Os assistentes virtuais já compõem grande parte das empresas e muitas das que ainda não experimentaram as vantagens dessa tecnologia, têm planejado a melhor maneira de colocá-la em prática. Nesse cenário muito se fala em implantação, mas é fundamental que seja realizada uma gestão do chatbot para acompanhar o seu desenvolvimento. Sem isso, sua funcionalidade pode se perder com o tempo e o investimento não será mais produtivo. Atualmente, esse é um desafio para as empresas e o ideal é que a visão de gerenciamento ajude a potencializar os resultados e a criar novas oportunidades com os robôs. 

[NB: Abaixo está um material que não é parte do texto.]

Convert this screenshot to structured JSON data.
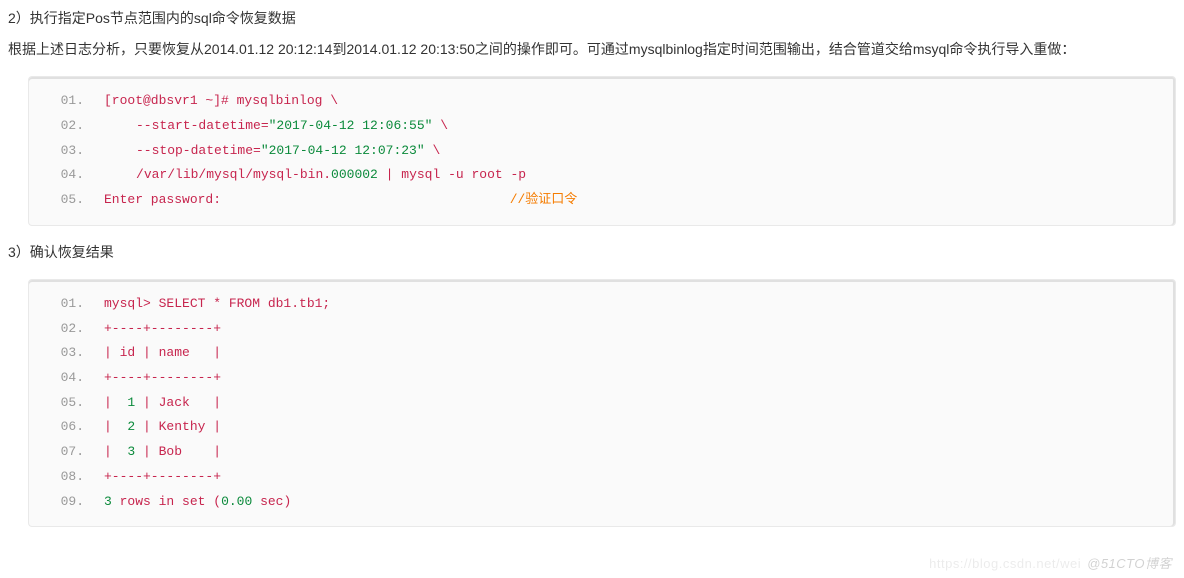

Os dados no relatório da consultoria Juniper Research apontam que a utilização de chatbots no segmento financeiro, varejo e saúde irá gerar uma redução de custos às empresas na ordem de US$ 11 bilhões por ano até 2023, mais do que os US$ 6 bilhões estimados em 2018. Isso explica porque, já em 2017, 75% das companhias mundiais planejavam inaugurar seu atendimento via bot ainda naquele ano. Isso mostra o quão promissor é o uso dos assistentes virtuais, mas também o quanto é necessária uma gestão do chatbot, visto que suas capacidades têm o potencial de serem constantemente atualizadas e adaptadas à realidade da empresa.

Dado o considerável investimento para a implantação de um chatbot, reforça-se ainda mais a preocupação que os responsáveis devem ter em garantir o bom funcionamento do sistema. A gestão do assistente virtual deve contar com a análise da resposta do robô ao que ele foi programado, bem como à aceitação do público de interesse. Independentemente se ele foi desenvolvido para auxílio na comunicação interna (entre colaboradores) ou externa (com os clientes), o reconhecimento do desejo do usuário e a resposta precisam estar em sintonia. A interpretação é um ponto em que muitos robôs podem falhar e por isso é extremamente importante esse acompanhamento.

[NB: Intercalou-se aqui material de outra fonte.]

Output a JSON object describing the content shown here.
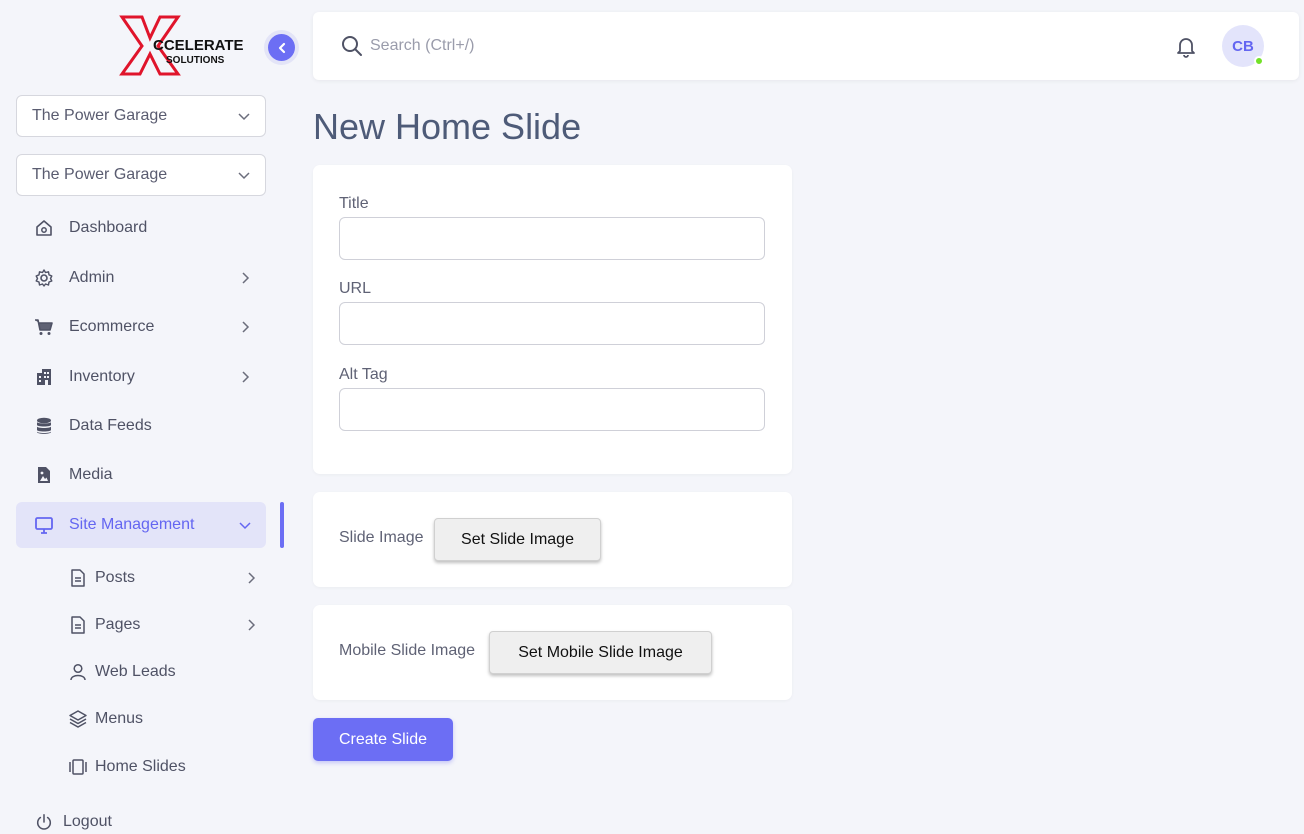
{
  "brand": {
    "logo_line1": "CCELERATE",
    "logo_line2": "SOLUTIONS"
  },
  "selectors": [
    {
      "value": "The Power Garage"
    },
    {
      "value": "The Power Garage"
    }
  ],
  "sidebar": {
    "items": [
      {
        "label": "Dashboard",
        "icon": "home-icon"
      },
      {
        "label": "Admin",
        "icon": "gear-icon"
      },
      {
        "label": "Ecommerce",
        "icon": "cart-icon"
      },
      {
        "label": "Inventory",
        "icon": "building-icon"
      },
      {
        "label": "Data Feeds",
        "icon": "database-icon"
      },
      {
        "label": "Media",
        "icon": "image-file-icon"
      },
      {
        "label": "Site Management",
        "icon": "monitor-icon"
      }
    ],
    "subitems": [
      {
        "label": "Posts",
        "icon": "document-icon"
      },
      {
        "label": "Pages",
        "icon": "document-icon"
      },
      {
        "label": "Web Leads",
        "icon": "user-icon"
      },
      {
        "label": "Menus",
        "icon": "layers-icon"
      },
      {
        "label": "Home Slides",
        "icon": "slides-icon"
      }
    ],
    "logout": "Logout"
  },
  "header": {
    "search_placeholder": "Search (Ctrl+/)",
    "avatar_initials": "CB"
  },
  "page": {
    "title": "New Home Slide",
    "fields": {
      "title_label": "Title",
      "url_label": "URL",
      "alt_label": "Alt Tag"
    },
    "slide_image_label": "Slide Image",
    "set_slide_image": "Set Slide Image",
    "mobile_slide_image_label": "Mobile Slide Image",
    "set_mobile_slide_image": "Set Mobile Slide Image",
    "create_button": "Create Slide"
  },
  "colors": {
    "accent": "#6c6ef4",
    "online": "#72e128",
    "logo_red": "#e0142b",
    "logo_blue": "#3b2bd6"
  }
}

A InBot, especialista na criação de assistentes virtuais, explica que a tecnologia que permite a interpretação da solicitação do usuário e oferece a melhor resposta é conhecida como PLN (Processamento de Linguagem Natural). Outra tecnologia complementar usada nesse processo é o Machine Learning (Aprendizado da Máquina), que a torna competente o suficiente para adquirir novos vocabulários, conforme as interações são realizadas. “Mesmo tendo bastante expansão no mercado, essa tecnologia ainda requer muito cuidado e a cada dia surgem novas maneiras de se pensar em sua implementação. Realizar a gestão do chatbot faz com que novas possibilidades possam ser agregadas, sempre pensando em resultados mais eficazes”, explica.

A empresa alerta ainda que, como esse mercado está em alta, empresas que se dizem especialistas têm tentado roubar o espaço das que são realmente idôneas e realizam um trabalho eficiente com Inteligência Artificial. “Esses golpes resultam em robôs que não são capazes de compreender a solicitação e acabam tornando a experiência do usuário frustrante e não diferenciada como deveria. Isso é muito preocupante em um mundo onde os empresários buscam aperfeiçoar os seus serviços a cada dia”, finaliza a InBot. O combate a esse tipo de coisa é realizar a gestão do chatbot, acompanhando todos os passos desde sua implementação.